Bored of reading, I gazed upon the fields beyond my estate with my amplified-sight glasses. I saw my moronic blue-blood neighbors, the Baintons, stupidly whacking balls around their lawn with mallets and bleating away in their reedy sopranos. I'm pretty sure Mr. and Mrs. Bainton are brother and sister, but how I envy their in-bred ways! Their hare-brains must spare them a great deal of the anguish that constantly afflicts self-made titans like me.

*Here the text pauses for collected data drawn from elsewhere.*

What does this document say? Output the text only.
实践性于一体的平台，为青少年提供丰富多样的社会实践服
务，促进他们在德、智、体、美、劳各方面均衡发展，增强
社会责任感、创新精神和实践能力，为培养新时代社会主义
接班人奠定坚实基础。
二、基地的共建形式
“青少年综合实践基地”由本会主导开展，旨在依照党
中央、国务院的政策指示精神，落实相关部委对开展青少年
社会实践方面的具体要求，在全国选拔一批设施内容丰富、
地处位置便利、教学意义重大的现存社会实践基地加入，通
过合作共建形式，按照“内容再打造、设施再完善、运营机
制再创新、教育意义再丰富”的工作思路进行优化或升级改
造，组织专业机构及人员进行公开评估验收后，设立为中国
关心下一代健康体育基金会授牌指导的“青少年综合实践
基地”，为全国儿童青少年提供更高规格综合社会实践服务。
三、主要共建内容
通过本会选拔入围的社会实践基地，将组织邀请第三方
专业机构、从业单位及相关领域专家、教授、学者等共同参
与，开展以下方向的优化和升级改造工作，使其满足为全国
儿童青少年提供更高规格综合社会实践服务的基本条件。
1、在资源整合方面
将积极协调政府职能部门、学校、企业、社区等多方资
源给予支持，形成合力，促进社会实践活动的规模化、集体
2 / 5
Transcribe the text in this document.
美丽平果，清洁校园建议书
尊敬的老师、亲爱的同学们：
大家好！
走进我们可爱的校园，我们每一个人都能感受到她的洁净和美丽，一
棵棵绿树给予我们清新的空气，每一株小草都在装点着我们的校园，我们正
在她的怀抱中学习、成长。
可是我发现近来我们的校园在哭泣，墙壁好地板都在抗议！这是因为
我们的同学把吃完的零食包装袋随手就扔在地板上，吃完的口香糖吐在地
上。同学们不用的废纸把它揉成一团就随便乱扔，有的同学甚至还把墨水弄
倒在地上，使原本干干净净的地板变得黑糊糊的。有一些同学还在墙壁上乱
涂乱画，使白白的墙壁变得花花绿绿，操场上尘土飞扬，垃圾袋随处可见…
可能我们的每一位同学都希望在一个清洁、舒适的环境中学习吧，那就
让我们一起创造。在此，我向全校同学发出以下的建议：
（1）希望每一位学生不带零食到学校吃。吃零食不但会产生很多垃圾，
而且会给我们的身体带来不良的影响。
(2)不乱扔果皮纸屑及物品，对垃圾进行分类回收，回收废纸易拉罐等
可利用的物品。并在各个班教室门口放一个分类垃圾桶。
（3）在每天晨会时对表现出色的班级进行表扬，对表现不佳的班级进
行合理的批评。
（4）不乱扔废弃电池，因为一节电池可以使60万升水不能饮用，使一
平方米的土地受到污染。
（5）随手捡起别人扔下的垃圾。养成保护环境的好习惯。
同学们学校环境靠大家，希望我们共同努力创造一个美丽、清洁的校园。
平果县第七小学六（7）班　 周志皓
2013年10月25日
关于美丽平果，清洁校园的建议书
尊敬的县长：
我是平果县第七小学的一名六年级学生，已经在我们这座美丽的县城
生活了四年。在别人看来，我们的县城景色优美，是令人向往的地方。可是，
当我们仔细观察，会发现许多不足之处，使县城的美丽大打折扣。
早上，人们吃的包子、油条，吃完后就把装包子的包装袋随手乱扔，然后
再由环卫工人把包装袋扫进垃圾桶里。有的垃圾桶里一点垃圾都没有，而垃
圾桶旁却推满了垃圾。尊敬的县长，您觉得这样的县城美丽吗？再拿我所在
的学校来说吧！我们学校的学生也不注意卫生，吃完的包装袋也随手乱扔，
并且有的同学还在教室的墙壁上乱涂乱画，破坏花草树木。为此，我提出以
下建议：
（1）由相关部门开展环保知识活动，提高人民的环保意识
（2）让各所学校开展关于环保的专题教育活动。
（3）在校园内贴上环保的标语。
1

Whilst training my glasses upon the distant vistas, I grew rather hungry. Doc McGillicuddy frowns upon my occasional eating habit, but some-times I get an intense craving for some unflavored gelatin or a pilot cracker. I'd have summoned Standish to bring some up from the larder, but he was off that day, so I decided to reward my-self with that lead-paint chip I'd found on the window-sill and had been secreting in my bed-clothes for weeks. It tasted better than I had even imagined, but I was sorry when it was all gone.

And that is what I did during my summer vacation.